Open VAR, il programma di approfondimento sugli episodi arbitrali più discussi della giornata di Serie A, curato dagli stessi arbitri e trasmesso su DAZN, potrebbe essere arrivato al capolinea. A lanciare l’indiscrezione questa mattina è stata La Stampa. Riprendiamo il possibile scenario da TMW:
“Stando a quanto riferito dal quotidiano piemontese, la sensazione dei vertici arbitrali è che questa apertura totale al confronto abbia finito per produrre più danni che benefici. Se poi ci si mette che il gruppo dei fischietti italiani è alle prese con una fase di ricambio generazionale e che la sovraesposizione abbia finito per alimentare le insicurezze piuttosto che ridurle, ecco che il quadro è fatto.
‘Siamo l’unica categoria che si espone così’, riferisce un esponente del mondo arbitrale non meglio precisato dal giornale, riprendendo un adagio più volte ripetuto dal designatore Rocchi. Qualche club di Serie A rilancia, spiegando come ‘Open VAR’ in fin dei conti “non serve a niente”. O comunque non ha prodotto i risultati attesi.

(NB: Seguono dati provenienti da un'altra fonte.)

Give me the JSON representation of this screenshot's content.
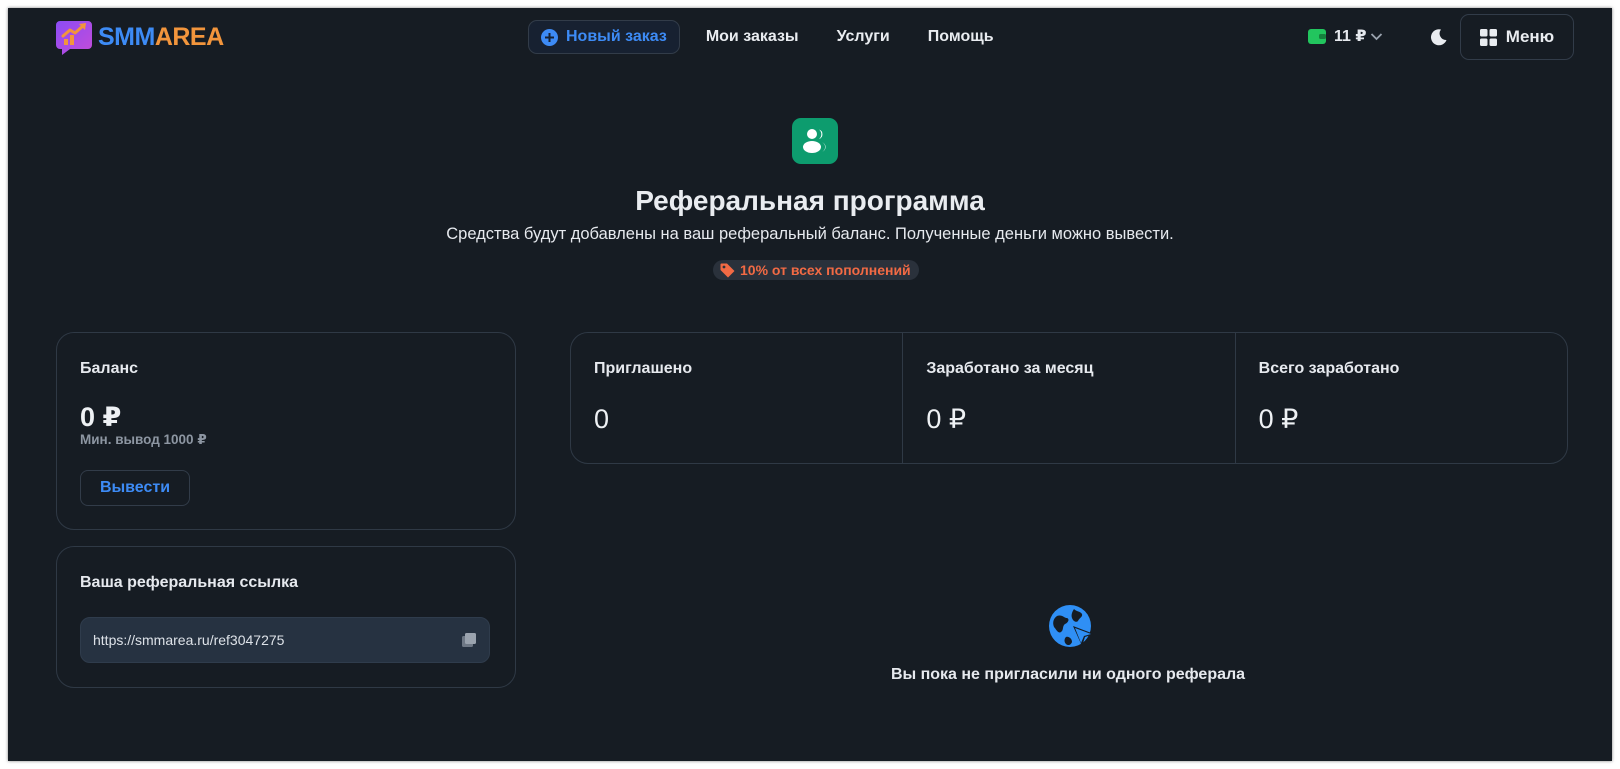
{
  "header": {
    "logo_part1": "SMM",
    "logo_part2": "AREA",
    "new_order_label": "Новый заказ",
    "nav": [
      "Мои заказы",
      "Услуги",
      "Помощь"
    ],
    "balance": "11 ₽",
    "menu_label": "Меню"
  },
  "hero": {
    "title": "Реферальная программа",
    "subtitle": "Средства будут добавлены на ваш реферальный баланс. Полученные деньги можно вывести.",
    "badge": "10% от всех пополнений"
  },
  "balance_card": {
    "label": "Баланс",
    "amount": "0 ₽",
    "min_withdraw": "Мин. вывод 1000 ₽",
    "withdraw_label": "Вывести"
  },
  "link_card": {
    "label": "Ваша реферальная ссылка",
    "url": "https://smmarea.ru/ref3047275"
  },
  "stats": [
    {
      "label": "Приглашено",
      "value": "0"
    },
    {
      "label": "Заработано за месяц",
      "value": "0 ₽"
    },
    {
      "label": "Всего заработано",
      "value": "0 ₽"
    }
  ],
  "empty_state": {
    "text": "Вы пока не пригласили ни одного реферала"
  },
  "colors": {
    "background": "#161c23",
    "accent_blue": "#3d8bf5",
    "accent_orange": "#f2953c",
    "hero_icon_green": "#0d9c6e",
    "badge_red": "#f26a44",
    "wallet_green": "#22c55e"
  },
  "icons": {
    "logo": "chart-up-logo-icon",
    "new_order": "plus-circle-icon",
    "wallet": "wallet-icon",
    "chevron": "chevron-down-icon",
    "theme": "moon-icon",
    "menu": "grid-icon",
    "hero": "users-icon",
    "tag": "tag-icon",
    "copy": "copy-icon",
    "empty": "globe-cursor-icon"
  }
}
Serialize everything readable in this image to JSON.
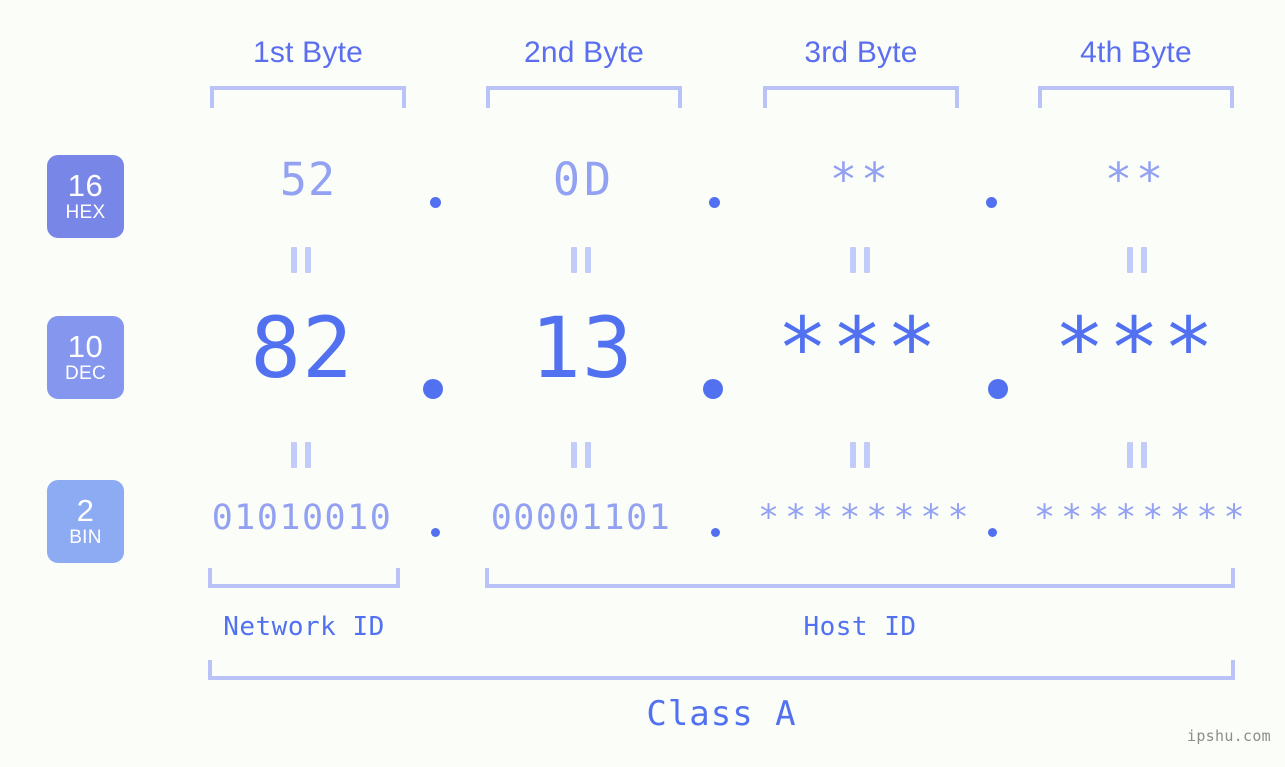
{
  "background_color": "#fbfdf8",
  "accent_colors": {
    "strong_blue": "#5271f0",
    "light_blue": "#93a1f2",
    "bracket_blue": "#b9c3f7",
    "badge_hex": "#7886e8",
    "badge_dec": "#8496ee",
    "badge_bin": "#8cabf3"
  },
  "byte_headers": [
    {
      "label": "1st Byte"
    },
    {
      "label": "2nd Byte"
    },
    {
      "label": "3rd Byte"
    },
    {
      "label": "4th Byte"
    }
  ],
  "bases": [
    {
      "number": "16",
      "name": "HEX"
    },
    {
      "number": "10",
      "name": "DEC"
    },
    {
      "number": "2",
      "name": "BIN"
    }
  ],
  "rows": {
    "hex": {
      "bytes": [
        "52",
        "0D",
        "**",
        "**"
      ]
    },
    "dec": {
      "bytes": [
        "82",
        "13",
        "***",
        "***"
      ]
    },
    "bin": {
      "bytes": [
        "01010010",
        "00001101",
        "********",
        "********"
      ]
    }
  },
  "separators": {
    "dot": ".",
    "equals": "="
  },
  "sections": [
    {
      "label": "Network ID"
    },
    {
      "label": "Host ID"
    }
  ],
  "class": {
    "label": "Class A"
  },
  "watermark": {
    "text": "ipshu.com"
  }
}
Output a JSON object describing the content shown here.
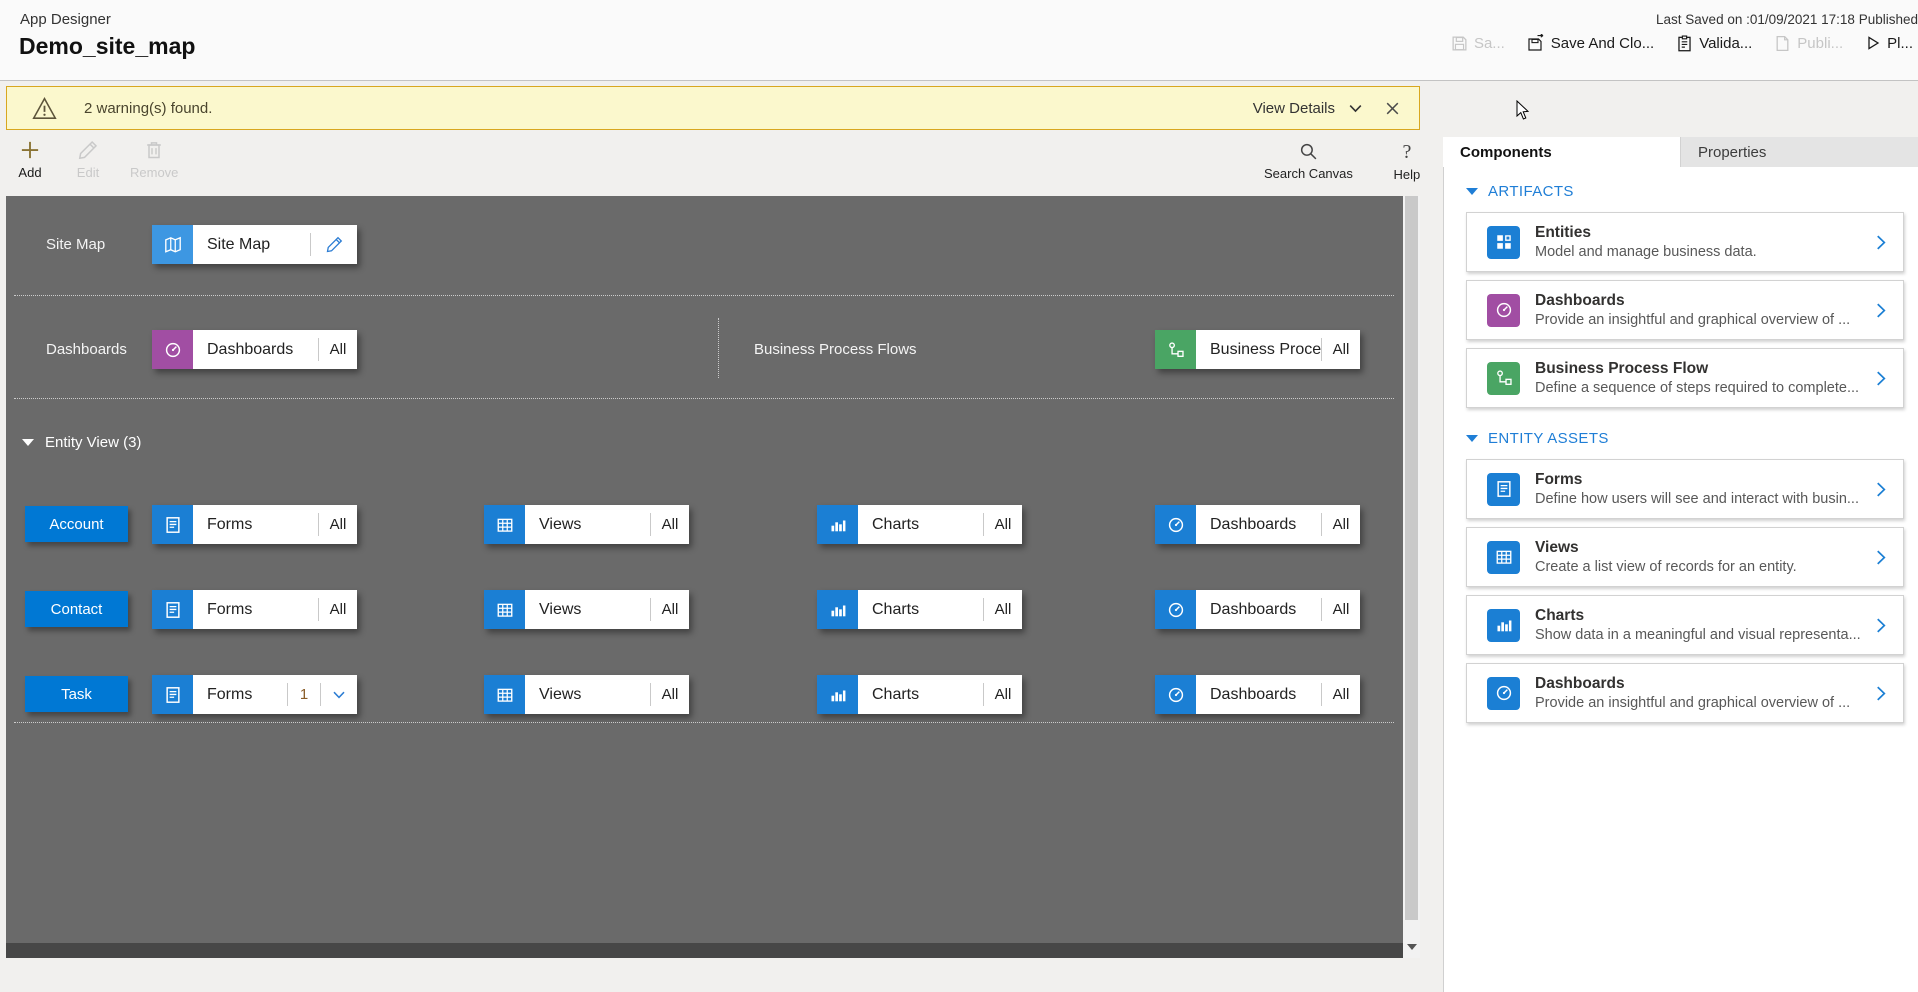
{
  "header": {
    "app_label": "App Designer",
    "title": "Demo_site_map",
    "status": "Last Saved on :01/09/2021 17:18 Published",
    "buttons": {
      "save": "Sa...",
      "save_and_close": "Save And Clo...",
      "validate": "Valida...",
      "publish": "Publi...",
      "play": "Pl..."
    }
  },
  "warning_banner": {
    "message": "2 warning(s) found.",
    "view_details": "View Details"
  },
  "command_bar": {
    "add": "Add",
    "edit": "Edit",
    "remove": "Remove",
    "search_canvas": "Search Canvas",
    "help": "Help"
  },
  "canvas": {
    "site_map": {
      "row_label": "Site Map",
      "tile_label": "Site Map"
    },
    "dashboards": {
      "row_label": "Dashboards",
      "tile_label": "Dashboards",
      "tile_value": "All"
    },
    "bpf": {
      "row_label": "Business Process Flows",
      "tile_label": "Business Proces...",
      "tile_value": "All"
    },
    "entity_view": {
      "header": "Entity View (3)",
      "rows": [
        {
          "entity": "Account",
          "tiles": [
            {
              "label": "Forms",
              "value": "All"
            },
            {
              "label": "Views",
              "value": "All"
            },
            {
              "label": "Charts",
              "value": "All"
            },
            {
              "label": "Dashboards",
              "value": "All"
            }
          ]
        },
        {
          "entity": "Contact",
          "tiles": [
            {
              "label": "Forms",
              "value": "All"
            },
            {
              "label": "Views",
              "value": "All"
            },
            {
              "label": "Charts",
              "value": "All"
            },
            {
              "label": "Dashboards",
              "value": "All"
            }
          ]
        },
        {
          "entity": "Task",
          "tiles": [
            {
              "label": "Forms",
              "value": "1",
              "has_dropdown": true
            },
            {
              "label": "Views",
              "value": "All"
            },
            {
              "label": "Charts",
              "value": "All"
            },
            {
              "label": "Dashboards",
              "value": "All"
            }
          ]
        }
      ]
    }
  },
  "right_panel": {
    "tabs": {
      "components": "Components",
      "properties": "Properties"
    },
    "artifacts": {
      "title": "ARTIFACTS",
      "cards": [
        {
          "title": "Entities",
          "desc": "Model and manage business data.",
          "icon": "entities-icon",
          "color": "#1b7fd4"
        },
        {
          "title": "Dashboards",
          "desc": "Provide an insightful and graphical overview of ...",
          "icon": "gauge-icon",
          "color": "#a14ea3"
        },
        {
          "title": "Business Process Flow",
          "desc": "Define a sequence of steps required to complete...",
          "icon": "flow-icon",
          "color": "#4aa564"
        }
      ]
    },
    "entity_assets": {
      "title": "ENTITY ASSETS",
      "cards": [
        {
          "title": "Forms",
          "desc": "Define how users will see and interact with busin...",
          "icon": "form-icon",
          "color": "#1b7fd4"
        },
        {
          "title": "Views",
          "desc": "Create a list view of records for an entity.",
          "icon": "table-icon",
          "color": "#1b7fd4"
        },
        {
          "title": "Charts",
          "desc": "Show data in a meaningful and visual representa...",
          "icon": "chart-icon",
          "color": "#1b7fd4"
        },
        {
          "title": "Dashboards",
          "desc": "Provide an insightful and graphical overview of ...",
          "icon": "gauge-icon",
          "color": "#1b7fd4"
        }
      ]
    }
  },
  "colors": {
    "accent_blue": "#1b7fd4",
    "entity_button_blue": "#0078d4",
    "sitemap_icon_blue": "#3d97e2",
    "dashboards_purple": "#a14ea3",
    "bpf_green": "#4aa564",
    "canvas_gray": "#6a6a6a",
    "banner_yellow": "#fbf8cd",
    "banner_border": "#d8a71f"
  }
}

A dover decidere sarà in ultima istanza la FIGC, che all’inizio di ogni stagione sottoscrive un vincolo di 12 mesi con DAZN. Alla Federcalcio, prima di potersi pronunciare, si stanno naturalmente consultando con l’AIA. Una mossa che si inserisce in un piano di riduzione delle polemiche, con però anche altre misure previste. Come per esempio il richiesto professionismo dei fischietti, che sarà oggetto di una riunione in programma giovedì a Roma, dopo il Consiglio Federale. Ne seguirà almeno un’altra, con l’obiettivo di arrivare al Consiglio di aprile avendo tutto pronto a proposito della regolamentazione relativa al prossimo campionato.
Ultimo, ma non ultimo, in Lega Serie A si lavora a un codice di condotta volto a limitare le proteste dei dirigenti verso gli arbitri: si prevedono sanzioni volte a frenare le reazioni più scomposte”.